Here, ABCD is a trapezium and CE || DA and \(CF\perp{AB}\).

Now, AB = 25 m, BC = 14 m, CD = 10 m, DA = 13 m, AE = 10 m and CE = 13m

So, EB = 25 - 10 = 15 m

Now, for \(\triangle{EBC}\),

we have, \(s = \frac{a + b + c}{2}\)

Therefore, \(s = \frac{15 + 14 + 13}{2} = \frac{42}{2} = 21 m\)

Now, Area of triangle = \(\sqrt{21(21 - 15)(21 - 14)(21 - 13)}\) ...(Since, Heron's formula [area = \(\sqrt{s(s - a)(s - b)(s - c)}\)])

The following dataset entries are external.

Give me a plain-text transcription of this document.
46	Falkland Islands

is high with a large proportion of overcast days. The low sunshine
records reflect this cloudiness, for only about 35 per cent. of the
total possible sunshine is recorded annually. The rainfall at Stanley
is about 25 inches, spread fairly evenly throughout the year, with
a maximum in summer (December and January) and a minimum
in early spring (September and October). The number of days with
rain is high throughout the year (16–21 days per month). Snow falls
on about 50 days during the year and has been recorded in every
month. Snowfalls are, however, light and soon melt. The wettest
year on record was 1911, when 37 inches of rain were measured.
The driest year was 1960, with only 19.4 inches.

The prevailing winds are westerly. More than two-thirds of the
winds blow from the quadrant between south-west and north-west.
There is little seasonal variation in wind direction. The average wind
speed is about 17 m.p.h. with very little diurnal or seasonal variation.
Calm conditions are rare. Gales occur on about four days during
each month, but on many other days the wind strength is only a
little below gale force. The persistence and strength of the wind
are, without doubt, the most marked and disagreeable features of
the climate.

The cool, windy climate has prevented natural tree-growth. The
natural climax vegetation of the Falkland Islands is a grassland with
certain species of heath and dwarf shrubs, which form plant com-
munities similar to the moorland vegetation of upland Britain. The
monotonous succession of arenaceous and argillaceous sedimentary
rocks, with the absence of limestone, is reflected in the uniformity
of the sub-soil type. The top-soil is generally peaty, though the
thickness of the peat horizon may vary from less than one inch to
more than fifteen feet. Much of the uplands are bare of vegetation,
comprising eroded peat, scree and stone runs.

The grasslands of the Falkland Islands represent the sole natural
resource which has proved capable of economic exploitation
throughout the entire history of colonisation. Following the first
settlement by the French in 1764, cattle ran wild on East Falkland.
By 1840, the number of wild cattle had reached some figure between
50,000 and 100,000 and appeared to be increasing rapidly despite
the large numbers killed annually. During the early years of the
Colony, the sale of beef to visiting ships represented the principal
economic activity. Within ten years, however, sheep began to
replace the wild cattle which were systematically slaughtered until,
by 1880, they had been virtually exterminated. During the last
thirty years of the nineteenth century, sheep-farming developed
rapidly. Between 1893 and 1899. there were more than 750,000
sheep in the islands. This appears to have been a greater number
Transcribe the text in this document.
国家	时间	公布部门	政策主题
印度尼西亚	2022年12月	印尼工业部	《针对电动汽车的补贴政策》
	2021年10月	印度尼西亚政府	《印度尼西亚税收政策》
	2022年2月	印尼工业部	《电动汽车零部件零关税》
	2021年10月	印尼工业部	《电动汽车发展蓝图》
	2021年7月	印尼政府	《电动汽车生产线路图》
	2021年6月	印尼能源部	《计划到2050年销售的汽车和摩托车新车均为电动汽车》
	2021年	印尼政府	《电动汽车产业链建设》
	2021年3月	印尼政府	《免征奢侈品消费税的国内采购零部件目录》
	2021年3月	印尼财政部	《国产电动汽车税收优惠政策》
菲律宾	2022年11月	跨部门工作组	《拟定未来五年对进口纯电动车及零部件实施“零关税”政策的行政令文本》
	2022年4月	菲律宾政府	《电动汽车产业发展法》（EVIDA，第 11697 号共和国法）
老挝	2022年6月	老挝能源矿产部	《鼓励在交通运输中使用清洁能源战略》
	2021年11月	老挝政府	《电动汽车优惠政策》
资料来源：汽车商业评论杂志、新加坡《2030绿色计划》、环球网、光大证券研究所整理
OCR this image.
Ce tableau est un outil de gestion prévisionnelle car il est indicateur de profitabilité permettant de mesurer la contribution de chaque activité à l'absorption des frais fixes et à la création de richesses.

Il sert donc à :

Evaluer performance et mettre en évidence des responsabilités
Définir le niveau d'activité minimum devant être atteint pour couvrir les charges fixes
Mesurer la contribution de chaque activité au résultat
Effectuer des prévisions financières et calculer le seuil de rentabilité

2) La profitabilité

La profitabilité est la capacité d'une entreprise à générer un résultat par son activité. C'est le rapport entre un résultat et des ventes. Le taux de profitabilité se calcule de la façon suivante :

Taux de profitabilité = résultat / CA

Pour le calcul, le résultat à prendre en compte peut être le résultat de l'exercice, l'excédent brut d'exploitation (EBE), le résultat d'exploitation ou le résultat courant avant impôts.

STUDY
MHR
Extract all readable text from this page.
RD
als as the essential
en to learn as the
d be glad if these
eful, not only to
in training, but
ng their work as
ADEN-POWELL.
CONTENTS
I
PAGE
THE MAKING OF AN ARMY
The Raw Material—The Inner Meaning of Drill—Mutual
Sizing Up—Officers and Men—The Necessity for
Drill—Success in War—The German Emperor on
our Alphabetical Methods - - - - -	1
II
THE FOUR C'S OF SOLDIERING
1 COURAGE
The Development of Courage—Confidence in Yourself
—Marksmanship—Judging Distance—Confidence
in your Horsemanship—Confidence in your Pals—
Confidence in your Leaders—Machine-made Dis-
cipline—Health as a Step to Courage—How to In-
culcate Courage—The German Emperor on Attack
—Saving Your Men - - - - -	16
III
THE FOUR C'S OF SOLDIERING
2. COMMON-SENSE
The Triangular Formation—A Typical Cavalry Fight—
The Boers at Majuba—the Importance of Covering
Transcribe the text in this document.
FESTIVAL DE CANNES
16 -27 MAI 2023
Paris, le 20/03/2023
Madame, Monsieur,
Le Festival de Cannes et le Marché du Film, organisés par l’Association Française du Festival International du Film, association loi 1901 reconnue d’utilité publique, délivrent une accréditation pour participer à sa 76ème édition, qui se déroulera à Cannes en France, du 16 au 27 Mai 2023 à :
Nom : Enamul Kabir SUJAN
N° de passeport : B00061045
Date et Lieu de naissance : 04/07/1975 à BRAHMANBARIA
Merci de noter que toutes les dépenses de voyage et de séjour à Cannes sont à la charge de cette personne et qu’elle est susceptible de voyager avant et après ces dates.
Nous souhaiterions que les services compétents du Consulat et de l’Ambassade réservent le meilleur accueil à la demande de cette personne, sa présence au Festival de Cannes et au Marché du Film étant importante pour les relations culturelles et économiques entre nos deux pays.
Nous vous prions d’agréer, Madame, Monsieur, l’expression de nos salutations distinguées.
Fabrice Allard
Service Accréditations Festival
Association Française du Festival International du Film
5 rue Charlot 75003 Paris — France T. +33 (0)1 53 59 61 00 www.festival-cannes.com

= \(\sqrt{21 × 6 × 7 × 8}\)

= \(\sqrt{7 × 3 × 3 × 2 × 7 × 4 × 2}\)

= \(7 × 3 × 4 {m}^2\)

= \(84 {cm}^2\)

Also, Area of triangle \(\triangle{EBC}\) = \(frac{1}{2}\) × Base × Height = \(\frac{1}{2}\) × 15 × CF

Therefore, \(frac{1}{2}\) × 15 × CF = 84

i.e., CF = \(\frac{84 × 2}{15} = \frac{168}{15} = 11.2m\)

Now, area of the trapezium ABCD = \(\frac{1}{2}\) × (Sum of parallel sides) × (Distance between parallel sides)

= \(\frac{1}{2}\) × (AB + CD) × CF

= \(\frac{1}{2}\) × (25 + 10) × 11.2

= \(\frac{1}{2}\) × 35 × 11.2

= 35 × 5.65

Therefore, the area of the field is 196 \({m}^2\).